一般社団法人 日本認知・行動療法学会理事長 戸ヶ崎 泰子

 本学会は、前身となる日本行動療法研究会が1974年に発足してからもうすぐ50周年を迎えます。この約50年間に本学会は様々に発展してきましたが、特に2014年の法人化・改称は大きな変革であったと言えるでしょう。日本認知・行動療法学会としての新たなステージは、初代理事長の熊野宏昭先生(早稲田大学)をはじめとする歴代理事長のリーダーシップの下、会員数2,400名を超える大きな学術研究団体になりました。これは認知行動療法に対する社会的関心の高さの表れでもありますし、会員の皆様が様々な臨床領域で質の高い認知行動療法を提供し続けてくださっているおかげだと思うと、理事長という責任の重さに、あらためて気持ちを引き締めて臨みたいと思っているところです。

 さて、2022年は公認心理師法が施行後5年目にあたるため、現在この資格制度に関する検証が始まっています。そこでは、この5年間の公認心理師の活用状況や配置によるメリットを検証するだけでなく、これからの人材養成の在り方なども議論されます。すなわち、本学会にとっても、認知行動療法に関する高度の専門的実践力を育成するための研修事業等を点検し、援助ニーズに適切に対応するという社会的役割を果たすための取組を充実させる機会であると捉えることができます。

 この点において、本学会は行動療法士Ⓡと専門行動療法士Ⓡの資格認定制度を確立しており、2021年からは認知行動療法師Ⓡと認知行動療法スーパーバイザーⓇの資格認定制度の運用も開始しています。特に、認知行動療法師と認知行動療法スーパーバイザーの資格認定制度は、学会組織の枠を越えて、グローバル・スタンダードに立脚した質の高い認知行動療法の実践者を養成することを目的とした制度であることから、今後の発展・展開が期待されるところです。しかしながら、この認定制度の運用は始まったばかりなので、広報活動や安定した運用に向けた取組が必要ですし、何より質の高い研修プログラムを提供し続ける体制を構築していくことが求められます。加えて、Society5.0の到来によって従来の対面式の研修だけでなく、オンライン研修など、多様な学び方が広く認識されるようになってきた現状もふまえて、研修方法についても丁寧な議論が必要だと感じています。この認定資格に対する信頼を高めるための活動が今期の重要課題の1つと考えております。

 もう1つの大切な課題は、会員の皆様のご意見が反映されやすい学会運営に取り組むことと思っています。2021年開催の第47回大会において、中川彰子大会会長が「日本認知・行動療法学会ダイバーシティ&インクルージョン推進千葉宣言」を宣言されましたが、本学会会員の皆様は、保健医療分野はもとより、教育分野、福祉分野、司法・犯罪分野、産業・労働分野と幅広い分野で活躍されておられます。また学生、子育て世代、ベテラン、医師、臨床家、研究者など職種やキャリアも多様です。このような多様な会員の皆様が各々の個性と能力を発揮しながら、学会活動に参加・活躍できる学会運営を目指すことが、学会初の女性理事長としての大切な役割なのではないかと認識しております。

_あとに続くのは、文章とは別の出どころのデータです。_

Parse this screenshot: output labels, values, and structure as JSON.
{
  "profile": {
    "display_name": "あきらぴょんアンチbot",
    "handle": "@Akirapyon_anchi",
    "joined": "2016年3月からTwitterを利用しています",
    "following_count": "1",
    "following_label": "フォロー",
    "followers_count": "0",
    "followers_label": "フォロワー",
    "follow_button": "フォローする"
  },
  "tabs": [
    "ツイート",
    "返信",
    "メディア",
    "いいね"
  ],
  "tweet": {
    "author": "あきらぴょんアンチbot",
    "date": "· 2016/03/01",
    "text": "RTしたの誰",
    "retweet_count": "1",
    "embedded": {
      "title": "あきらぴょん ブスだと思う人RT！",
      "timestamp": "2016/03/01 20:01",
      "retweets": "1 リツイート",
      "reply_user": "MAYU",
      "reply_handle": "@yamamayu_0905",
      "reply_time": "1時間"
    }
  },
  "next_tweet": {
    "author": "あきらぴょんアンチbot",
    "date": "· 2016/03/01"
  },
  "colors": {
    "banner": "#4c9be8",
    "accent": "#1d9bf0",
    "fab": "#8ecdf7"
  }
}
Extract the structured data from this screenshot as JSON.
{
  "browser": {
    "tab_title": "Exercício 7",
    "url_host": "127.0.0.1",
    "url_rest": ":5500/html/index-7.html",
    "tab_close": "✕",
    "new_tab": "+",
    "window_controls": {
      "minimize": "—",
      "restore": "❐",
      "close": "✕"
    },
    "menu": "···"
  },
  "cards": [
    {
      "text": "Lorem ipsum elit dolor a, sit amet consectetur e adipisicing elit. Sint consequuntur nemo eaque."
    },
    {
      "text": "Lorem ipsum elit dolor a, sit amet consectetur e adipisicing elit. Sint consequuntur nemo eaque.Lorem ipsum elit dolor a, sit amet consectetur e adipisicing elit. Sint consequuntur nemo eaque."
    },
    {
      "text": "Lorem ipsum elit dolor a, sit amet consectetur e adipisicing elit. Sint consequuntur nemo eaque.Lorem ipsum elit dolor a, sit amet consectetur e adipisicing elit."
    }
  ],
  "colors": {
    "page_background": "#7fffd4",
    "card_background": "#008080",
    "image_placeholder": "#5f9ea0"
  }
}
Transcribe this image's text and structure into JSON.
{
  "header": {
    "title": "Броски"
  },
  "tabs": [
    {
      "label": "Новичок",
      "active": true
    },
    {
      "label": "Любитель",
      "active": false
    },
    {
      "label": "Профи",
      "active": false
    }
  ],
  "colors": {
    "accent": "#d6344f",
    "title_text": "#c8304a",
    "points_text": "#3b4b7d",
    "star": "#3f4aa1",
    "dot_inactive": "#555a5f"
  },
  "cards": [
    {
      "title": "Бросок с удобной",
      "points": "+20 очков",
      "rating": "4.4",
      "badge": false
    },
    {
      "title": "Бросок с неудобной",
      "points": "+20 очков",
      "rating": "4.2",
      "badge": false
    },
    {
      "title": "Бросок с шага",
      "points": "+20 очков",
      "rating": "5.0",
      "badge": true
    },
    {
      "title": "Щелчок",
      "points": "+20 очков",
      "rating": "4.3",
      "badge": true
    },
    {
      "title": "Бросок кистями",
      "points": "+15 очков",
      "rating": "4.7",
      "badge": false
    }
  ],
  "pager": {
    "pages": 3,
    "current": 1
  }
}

 とはいえ、慣れない重責に不安を感じるところでありますが、今期の学会役員体制は、副理事長の熊野宏昭先生(早稲田大学)をはじめとする認知行動療法のエキスパートの先生方や新たに役員になられた新進気鋭の先生方で構成される充実したものになっています。相互協力関係を築き、会員の皆様にとって実のある学会活動になるよう、関連諸学会や諸団体と連携しながら、社会的責務を果たすとともに、日本認知・行動療法学会の発展に力を尽くしたく思っています。

 皆様方の本学会へのご理解とご支援を賜りますよう、どうぞよろしくお願い申し上げます。